The essential idea behind the algorithm is very simple. Starting with a, possibly arbitrary, elliptic curve and any integer coordinate point P on it, calculate all integer multiples of P mod n up to a predetermined bound, where n is the number you wish to factor. At each step, there will be a division, and so, the gcd of the divisor and n will be calculated. If this gcd always turns out to be 1, you will be able to obtain the multiple of P mod n that you sought, and will have failed to factor n. If the gcd is ever not 1, then either it is n, and you can again stop since you have failed to factor n, or the gcd is not 1 or n, and therefore is a proper factor of n (success!!!). Whenever the method fails to produce a factor, just pick a new elliptic curve and point and start over.

#### Example

We want to factor 4453. Let E be the elliptic curve y2 = x3 + 10x -2, and P = (1,3). As we calculate 2P, we need the slope of the tangent line at P, which is (3x2 + 10)/2y evaluated at P, i.e., 13/6. We take this mod 4453, and use the fact that gcd(6,4453) = 1 to obtain, 6-1= 3711 mod 4453, and therefore the slope is 3713. Using our formulas we have 2P mod 4453 = (4332, 3230). Now we calculate 3P as P + 2P. The slope of the line joining these points is 3227/4331. But gcd (4331, 4453) = 61, so the computation can not be carried out, however we obtain that 4453 = 61 × 73.

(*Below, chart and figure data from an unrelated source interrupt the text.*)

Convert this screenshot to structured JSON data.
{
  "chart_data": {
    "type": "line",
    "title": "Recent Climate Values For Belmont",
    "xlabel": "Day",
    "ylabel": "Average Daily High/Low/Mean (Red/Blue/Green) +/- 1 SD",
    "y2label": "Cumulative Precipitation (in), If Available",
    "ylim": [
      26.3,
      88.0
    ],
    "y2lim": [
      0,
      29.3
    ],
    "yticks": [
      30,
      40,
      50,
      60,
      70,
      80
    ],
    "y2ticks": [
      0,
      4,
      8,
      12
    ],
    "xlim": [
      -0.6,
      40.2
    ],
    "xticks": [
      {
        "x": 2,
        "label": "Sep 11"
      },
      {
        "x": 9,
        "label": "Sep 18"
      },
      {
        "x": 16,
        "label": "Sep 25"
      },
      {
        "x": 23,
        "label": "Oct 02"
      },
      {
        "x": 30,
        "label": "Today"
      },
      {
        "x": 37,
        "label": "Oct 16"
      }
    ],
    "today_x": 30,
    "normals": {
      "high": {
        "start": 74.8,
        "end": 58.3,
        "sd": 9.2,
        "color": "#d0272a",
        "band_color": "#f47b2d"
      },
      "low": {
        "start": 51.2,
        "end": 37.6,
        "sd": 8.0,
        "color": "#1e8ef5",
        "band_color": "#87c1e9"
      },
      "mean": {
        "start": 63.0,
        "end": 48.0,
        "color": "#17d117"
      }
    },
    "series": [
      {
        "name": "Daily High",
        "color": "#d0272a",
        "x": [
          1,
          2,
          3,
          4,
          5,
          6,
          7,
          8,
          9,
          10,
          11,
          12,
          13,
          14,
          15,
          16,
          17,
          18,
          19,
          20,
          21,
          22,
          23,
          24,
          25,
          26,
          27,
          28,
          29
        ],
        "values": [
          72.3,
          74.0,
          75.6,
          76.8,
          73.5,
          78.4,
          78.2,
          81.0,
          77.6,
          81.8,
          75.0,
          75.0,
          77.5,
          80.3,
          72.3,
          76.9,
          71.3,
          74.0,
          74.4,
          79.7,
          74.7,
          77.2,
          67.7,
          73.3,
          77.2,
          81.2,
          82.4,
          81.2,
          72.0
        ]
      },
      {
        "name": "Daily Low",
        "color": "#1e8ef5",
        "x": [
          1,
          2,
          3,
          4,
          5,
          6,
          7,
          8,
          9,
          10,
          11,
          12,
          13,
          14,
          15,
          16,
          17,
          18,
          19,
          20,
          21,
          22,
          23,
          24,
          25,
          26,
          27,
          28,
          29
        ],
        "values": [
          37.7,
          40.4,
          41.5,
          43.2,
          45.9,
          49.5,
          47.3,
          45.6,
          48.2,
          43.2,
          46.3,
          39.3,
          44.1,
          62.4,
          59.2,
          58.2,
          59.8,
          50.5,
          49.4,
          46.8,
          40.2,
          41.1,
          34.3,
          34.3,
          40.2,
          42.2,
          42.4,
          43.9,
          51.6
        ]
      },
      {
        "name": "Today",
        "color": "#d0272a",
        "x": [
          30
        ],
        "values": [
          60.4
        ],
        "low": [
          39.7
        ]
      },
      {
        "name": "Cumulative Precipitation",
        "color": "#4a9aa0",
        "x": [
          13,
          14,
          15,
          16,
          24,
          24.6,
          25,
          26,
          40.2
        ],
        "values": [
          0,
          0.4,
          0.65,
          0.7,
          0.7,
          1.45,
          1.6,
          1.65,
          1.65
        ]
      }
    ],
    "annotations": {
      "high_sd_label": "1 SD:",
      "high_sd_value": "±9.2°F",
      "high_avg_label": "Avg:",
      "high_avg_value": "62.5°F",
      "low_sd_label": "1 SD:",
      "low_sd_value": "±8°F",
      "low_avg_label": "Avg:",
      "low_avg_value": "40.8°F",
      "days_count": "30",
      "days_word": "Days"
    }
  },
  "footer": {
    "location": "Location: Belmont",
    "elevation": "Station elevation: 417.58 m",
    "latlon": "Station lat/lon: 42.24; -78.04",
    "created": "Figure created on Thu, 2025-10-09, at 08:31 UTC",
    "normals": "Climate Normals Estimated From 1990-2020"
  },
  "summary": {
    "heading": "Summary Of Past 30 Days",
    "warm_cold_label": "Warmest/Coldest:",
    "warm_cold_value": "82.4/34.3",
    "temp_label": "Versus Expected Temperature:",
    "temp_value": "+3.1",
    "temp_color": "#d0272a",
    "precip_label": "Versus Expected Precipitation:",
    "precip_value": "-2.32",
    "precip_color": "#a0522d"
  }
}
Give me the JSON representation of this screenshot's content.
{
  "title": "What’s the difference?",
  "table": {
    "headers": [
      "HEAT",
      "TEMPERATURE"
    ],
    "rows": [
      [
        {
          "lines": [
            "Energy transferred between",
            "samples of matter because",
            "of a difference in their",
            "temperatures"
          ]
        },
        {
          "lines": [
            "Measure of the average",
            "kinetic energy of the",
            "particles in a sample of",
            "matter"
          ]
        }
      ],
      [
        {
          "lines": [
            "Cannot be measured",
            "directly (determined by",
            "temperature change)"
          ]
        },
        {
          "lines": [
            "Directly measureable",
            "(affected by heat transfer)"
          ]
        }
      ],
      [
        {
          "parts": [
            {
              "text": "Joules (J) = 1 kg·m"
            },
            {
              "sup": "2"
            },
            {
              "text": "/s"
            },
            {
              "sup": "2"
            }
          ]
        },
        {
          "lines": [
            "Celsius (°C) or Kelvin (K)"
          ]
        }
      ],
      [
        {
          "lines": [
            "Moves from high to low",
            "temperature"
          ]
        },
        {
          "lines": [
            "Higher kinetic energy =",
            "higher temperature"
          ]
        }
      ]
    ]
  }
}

The only real issues to settle are how to pick a supply of elliptic curves and points, and what a good bound for the computation would be. In selecting the elliptic curve, we could randomly select the integers a and b and then locate a point P on the curve, but this is not very efficient. Rather, select the point P = (x,y) first, then randomly pick an integer a and finally calculate b = y2 -x3 -ax to obtain the the elliptic curve which contains the point P. Since we need to have non-degenerate elliptic curves, we must check that the discriminant of the cubic function is not 0 (compare this to the quadratic function case). The discriminant of our cubic is 4a3 + 27b2. Actually, we want to have that the discriminant is not 0 mod n, so we will first calculate the gcd(4a3 + 27b2, n). If this gcd is n, then we must select another elliptic curve. If it is 1, we can continue and if it has any other value, we have found a factor of n and may stop. The bound is essentially the point at which we give up on any elliptic curve we are examining. If the bound is too small then we will be giving up too soon and will have to examine many elliptic curves before finding one that gives a factor. If the bound is too large, then the chance of finding a factor from any elliptic curve is much higher but the computational effort becomes too great. Thus the bound needs to be a compromise value, not too small and not too large. The right order of magnitude for the bound depends on the size of the expected factor (generally an unknown quantity) and so is often set experimentally.

The elliptic curve method seems to be best suited for factoring numbers of medium size, say around 40 or 50 decimal digits. These numbers are no longer used for the security of factoring-based systems such as RSA. For larger numbers, the quadratic sieve and number field sieve are superior.